Soldats et diplomates de l'Armée française

Pierre Sergent : rencontre avec le général Leclerc (4)

« Paris, Paris outragé, Paris brisé, Paris martyrisé mais Paris libéré ! Libéré par lui-même, libéré par son peuple avec le concours des armées de la France, avec l'appui et le concours de la France tout entière : c'est-à-dire de la France qui se bat. C'est-à-dire de la seule France, de la vraie France, de la France éternelle."
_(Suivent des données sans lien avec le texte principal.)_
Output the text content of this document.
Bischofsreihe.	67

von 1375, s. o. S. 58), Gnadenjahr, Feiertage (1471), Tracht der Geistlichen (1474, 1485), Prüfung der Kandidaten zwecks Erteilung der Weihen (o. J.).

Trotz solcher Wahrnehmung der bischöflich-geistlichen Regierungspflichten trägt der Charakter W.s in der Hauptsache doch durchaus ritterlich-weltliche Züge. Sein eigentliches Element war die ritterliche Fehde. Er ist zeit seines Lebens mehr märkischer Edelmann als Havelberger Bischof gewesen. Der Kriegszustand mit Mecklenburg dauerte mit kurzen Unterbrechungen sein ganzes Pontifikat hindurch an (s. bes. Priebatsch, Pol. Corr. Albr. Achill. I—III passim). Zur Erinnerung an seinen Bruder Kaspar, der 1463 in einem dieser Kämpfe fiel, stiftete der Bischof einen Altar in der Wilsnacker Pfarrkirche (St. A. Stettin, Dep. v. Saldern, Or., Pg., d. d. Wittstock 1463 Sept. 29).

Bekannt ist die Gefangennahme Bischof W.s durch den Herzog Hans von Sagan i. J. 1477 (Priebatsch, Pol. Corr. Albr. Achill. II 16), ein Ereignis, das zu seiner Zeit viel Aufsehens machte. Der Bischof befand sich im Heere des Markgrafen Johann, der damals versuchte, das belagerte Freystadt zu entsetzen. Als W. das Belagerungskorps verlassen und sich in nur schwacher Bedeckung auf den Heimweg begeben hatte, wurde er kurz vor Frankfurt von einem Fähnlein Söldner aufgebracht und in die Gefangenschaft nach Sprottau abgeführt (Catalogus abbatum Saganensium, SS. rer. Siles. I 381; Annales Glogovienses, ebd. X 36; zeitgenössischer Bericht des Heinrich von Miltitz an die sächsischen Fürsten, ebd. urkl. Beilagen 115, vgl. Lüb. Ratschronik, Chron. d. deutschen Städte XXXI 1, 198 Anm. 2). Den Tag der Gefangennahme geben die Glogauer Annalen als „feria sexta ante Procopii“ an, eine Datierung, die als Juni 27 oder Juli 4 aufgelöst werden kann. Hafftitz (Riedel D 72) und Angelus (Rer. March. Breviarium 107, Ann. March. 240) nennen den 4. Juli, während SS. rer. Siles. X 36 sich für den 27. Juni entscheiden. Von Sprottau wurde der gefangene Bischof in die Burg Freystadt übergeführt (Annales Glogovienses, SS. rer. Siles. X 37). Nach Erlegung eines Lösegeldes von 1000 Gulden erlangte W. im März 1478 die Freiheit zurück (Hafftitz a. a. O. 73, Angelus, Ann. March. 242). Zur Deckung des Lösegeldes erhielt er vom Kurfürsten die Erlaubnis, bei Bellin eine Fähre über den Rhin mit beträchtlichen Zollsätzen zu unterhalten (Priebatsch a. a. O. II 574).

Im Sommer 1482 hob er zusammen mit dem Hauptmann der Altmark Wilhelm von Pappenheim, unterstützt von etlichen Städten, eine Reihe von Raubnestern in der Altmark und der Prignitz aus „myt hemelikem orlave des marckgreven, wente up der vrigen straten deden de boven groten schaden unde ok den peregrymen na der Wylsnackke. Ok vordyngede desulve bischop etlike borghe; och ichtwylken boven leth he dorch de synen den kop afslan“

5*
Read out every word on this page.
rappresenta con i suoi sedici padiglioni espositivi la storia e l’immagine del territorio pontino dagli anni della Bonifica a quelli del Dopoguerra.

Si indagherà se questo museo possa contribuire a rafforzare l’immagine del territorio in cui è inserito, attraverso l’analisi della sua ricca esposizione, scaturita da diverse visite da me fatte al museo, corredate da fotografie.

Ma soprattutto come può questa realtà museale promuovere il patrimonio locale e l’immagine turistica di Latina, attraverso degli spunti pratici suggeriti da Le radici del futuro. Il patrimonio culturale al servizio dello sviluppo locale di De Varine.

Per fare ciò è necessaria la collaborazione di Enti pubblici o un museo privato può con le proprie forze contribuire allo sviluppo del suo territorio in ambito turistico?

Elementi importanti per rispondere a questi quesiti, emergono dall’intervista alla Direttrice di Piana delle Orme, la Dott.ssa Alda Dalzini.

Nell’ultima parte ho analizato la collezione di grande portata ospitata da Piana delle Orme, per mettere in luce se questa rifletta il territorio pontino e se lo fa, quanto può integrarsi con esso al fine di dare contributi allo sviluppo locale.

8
Le 26 août, Paris fut libérée de la présence allemande. Il ne restait que quelques bastions indociles, mais dans l'ensemble, Paris respirait. Le général de Gaulle pouvait tranquillement déchaîner ses vers en prose sur les radios de France, et c'est avec l'âme apaisée, qu'il descendit avec Georges Bidault l'avenue des Champs Elysée.

L'ennemi avait été balayé par six jours de siège, et la résistance française, commandée par Rol-Tanguy, y était pour beaucoup. La bataille de Paris fut gagnée en 6 jours, et le Paris occupé se transforma en Paris libéré.

 

Leclerc dans Paris, 26 aout 1945

On pouvait voir dans toutes les rues de Lutèce, des militaires alliés armés de carabines US. Au mythe du soldat germanique, succéda la mystique du GI's beau et souriant au porte-monnaie bien rempli. La foule ne pouvait que se presser de voir rouler sur le goudron parisien, les Jeep et chars Sherman.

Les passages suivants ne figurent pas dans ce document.